太平洋戦争中に水没した山口県宇部市の長生炭鉱では8月、市民団体が炭鉱の中から頭蓋骨などの人の骨を初めて見つけ出しました。市民団体は遺骨のDNA鑑定を進め、遺族への迅速な返還に協力するよう日本政府に求めました。

宇部市にあった長生炭鉱は、太平洋戦争中に坑道の天井が落ちて水没し、朝鮮半島出身者136人を含む183人の労働者が犠牲になりました。

海底に取り残されたままの犠牲者の遺骨を遺族に返そうと活動する市民団体「長生炭鉱の水非常を歴史に刻む会」は8月、炭鉱内から頭蓋骨や大たい骨などを発見。身元の確認は、山口県警が、関係省庁の協力も得ながら適切に対応していくとされています。

刻む会は「1日も早く遺骨をふるさとに返したい」として、日本政府にどのように遺族を特定するのか確認しました。これに対し方法は未定としたうえで、警察庁は「遺骨と遺族のDNA検査は、同じ方法で実施する必要がある」などと説明しました。

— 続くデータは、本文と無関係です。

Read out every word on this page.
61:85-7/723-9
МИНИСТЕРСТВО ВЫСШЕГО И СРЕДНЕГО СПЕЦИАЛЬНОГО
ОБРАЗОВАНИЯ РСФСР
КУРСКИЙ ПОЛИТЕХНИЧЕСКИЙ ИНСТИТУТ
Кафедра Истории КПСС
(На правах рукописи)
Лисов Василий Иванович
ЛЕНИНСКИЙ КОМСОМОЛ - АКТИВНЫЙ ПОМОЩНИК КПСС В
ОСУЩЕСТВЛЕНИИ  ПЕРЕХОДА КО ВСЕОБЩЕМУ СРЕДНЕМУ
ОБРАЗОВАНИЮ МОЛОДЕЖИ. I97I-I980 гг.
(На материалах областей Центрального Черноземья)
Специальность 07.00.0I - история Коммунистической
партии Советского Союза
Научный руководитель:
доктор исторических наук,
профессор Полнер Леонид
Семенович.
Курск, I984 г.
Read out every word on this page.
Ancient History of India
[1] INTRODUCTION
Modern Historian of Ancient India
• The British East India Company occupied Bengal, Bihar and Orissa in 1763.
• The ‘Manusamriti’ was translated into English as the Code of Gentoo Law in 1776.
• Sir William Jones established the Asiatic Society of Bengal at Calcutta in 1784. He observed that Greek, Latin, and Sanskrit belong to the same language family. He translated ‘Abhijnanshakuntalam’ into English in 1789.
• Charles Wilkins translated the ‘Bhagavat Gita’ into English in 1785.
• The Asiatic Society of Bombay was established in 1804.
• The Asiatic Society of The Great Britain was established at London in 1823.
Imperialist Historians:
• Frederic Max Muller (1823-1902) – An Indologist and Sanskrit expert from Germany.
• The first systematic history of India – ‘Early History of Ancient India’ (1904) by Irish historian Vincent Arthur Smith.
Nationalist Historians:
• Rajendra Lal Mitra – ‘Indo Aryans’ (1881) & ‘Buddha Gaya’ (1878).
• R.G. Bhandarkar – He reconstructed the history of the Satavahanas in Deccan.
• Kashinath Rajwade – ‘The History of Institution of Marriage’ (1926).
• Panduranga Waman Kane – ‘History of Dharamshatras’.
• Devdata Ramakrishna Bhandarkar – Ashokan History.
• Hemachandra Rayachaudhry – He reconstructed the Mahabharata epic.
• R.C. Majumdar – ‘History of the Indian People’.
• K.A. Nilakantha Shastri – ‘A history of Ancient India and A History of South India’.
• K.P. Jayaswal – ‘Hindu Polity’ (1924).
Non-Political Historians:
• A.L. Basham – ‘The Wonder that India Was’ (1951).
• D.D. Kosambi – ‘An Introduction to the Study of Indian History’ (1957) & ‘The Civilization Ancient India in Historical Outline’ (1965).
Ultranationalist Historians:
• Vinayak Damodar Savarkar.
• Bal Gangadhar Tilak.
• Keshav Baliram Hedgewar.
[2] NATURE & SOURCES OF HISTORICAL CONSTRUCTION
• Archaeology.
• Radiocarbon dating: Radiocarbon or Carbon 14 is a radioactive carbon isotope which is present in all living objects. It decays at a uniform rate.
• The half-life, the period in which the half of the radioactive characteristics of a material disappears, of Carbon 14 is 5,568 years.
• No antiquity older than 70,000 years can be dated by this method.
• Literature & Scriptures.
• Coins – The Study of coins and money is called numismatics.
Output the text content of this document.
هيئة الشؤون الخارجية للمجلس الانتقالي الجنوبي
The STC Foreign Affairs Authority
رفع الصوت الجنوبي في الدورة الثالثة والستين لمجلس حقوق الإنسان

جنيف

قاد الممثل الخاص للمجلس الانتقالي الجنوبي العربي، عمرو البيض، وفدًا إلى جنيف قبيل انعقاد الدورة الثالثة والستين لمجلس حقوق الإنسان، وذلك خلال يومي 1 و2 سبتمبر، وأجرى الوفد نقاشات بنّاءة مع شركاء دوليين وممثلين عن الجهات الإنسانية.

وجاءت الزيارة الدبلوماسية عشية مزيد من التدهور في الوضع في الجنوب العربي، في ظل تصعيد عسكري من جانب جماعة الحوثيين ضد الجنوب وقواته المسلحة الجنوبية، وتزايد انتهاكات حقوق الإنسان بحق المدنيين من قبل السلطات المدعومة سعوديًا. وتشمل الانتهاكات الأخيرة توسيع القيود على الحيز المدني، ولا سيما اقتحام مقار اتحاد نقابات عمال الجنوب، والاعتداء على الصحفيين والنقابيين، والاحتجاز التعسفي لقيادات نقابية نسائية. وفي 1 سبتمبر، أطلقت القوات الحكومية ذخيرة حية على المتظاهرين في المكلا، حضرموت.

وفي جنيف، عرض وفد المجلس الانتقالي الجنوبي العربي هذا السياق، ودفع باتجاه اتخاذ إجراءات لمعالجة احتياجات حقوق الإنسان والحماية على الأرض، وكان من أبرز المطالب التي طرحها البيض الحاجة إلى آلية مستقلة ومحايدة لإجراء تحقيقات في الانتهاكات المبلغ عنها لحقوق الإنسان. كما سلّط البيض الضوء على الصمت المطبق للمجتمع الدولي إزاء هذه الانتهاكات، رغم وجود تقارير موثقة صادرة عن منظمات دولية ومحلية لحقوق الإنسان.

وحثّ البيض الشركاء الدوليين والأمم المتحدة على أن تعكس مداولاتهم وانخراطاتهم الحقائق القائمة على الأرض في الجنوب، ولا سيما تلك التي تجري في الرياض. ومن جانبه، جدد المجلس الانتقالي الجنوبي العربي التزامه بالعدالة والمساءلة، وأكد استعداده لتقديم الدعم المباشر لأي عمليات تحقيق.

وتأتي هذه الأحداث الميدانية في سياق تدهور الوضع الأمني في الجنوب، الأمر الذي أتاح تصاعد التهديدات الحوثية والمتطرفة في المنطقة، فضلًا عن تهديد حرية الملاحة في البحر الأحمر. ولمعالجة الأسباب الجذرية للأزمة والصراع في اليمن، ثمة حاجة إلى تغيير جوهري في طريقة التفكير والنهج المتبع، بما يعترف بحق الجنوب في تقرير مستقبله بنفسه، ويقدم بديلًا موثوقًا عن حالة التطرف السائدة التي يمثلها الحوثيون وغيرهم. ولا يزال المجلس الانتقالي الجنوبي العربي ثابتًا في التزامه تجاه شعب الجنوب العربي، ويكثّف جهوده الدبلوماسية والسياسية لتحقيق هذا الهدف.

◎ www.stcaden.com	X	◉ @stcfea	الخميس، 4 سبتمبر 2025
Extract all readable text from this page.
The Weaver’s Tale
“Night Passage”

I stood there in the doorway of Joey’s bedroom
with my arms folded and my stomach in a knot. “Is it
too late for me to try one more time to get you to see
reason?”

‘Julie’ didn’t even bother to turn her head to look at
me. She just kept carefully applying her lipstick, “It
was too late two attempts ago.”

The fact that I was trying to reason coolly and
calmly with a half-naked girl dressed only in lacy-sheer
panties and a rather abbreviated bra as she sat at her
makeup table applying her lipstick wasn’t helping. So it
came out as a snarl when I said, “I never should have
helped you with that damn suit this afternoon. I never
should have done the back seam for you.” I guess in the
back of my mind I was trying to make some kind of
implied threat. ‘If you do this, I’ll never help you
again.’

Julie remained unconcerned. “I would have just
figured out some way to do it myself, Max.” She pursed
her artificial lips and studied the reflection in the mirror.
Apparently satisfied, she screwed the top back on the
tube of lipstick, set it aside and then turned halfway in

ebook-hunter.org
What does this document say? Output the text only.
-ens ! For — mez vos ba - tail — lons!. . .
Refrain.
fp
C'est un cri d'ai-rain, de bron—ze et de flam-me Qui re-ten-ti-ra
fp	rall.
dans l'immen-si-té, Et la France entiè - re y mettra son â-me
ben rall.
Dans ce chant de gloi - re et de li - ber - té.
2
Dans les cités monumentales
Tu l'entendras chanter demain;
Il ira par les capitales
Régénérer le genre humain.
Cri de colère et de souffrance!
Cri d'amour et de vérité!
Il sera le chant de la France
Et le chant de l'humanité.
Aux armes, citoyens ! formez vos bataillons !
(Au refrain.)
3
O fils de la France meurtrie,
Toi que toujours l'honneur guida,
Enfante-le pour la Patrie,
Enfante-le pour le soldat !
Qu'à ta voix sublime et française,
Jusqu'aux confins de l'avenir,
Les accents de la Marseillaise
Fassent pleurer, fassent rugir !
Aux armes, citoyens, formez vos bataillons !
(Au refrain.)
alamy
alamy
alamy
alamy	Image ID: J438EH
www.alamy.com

刻む会は、「遺族のDNA情報は刻む会と韓国政府が持っている」として、韓国政府への照会を迅速に行ってほしいと求め、外務省は韓国政府との「意思疎通を図る」「できるだけ早く行う」と答えました。

長生炭鉱の水非常を歴史に刻む会 井上洋子 共同代表
「ご遺族の高齢のみなさんに早くご遺骨を届けたいということですので、同じ思いを政府にも持ってもらい、緊急性を持ってこの問題に取り組んでほしい」

今後の潜水に向けて、厚生労働省におよそ3500万円の財政支援も求めましたが、厚生労働省は「人命に危険が及ぶ可能性がある」として「支援の検討を進める状況にない」と答えました。

来週は、これまで潜水を行ってきた伊左治佳孝さんが、政府に現状などを説明する予定です。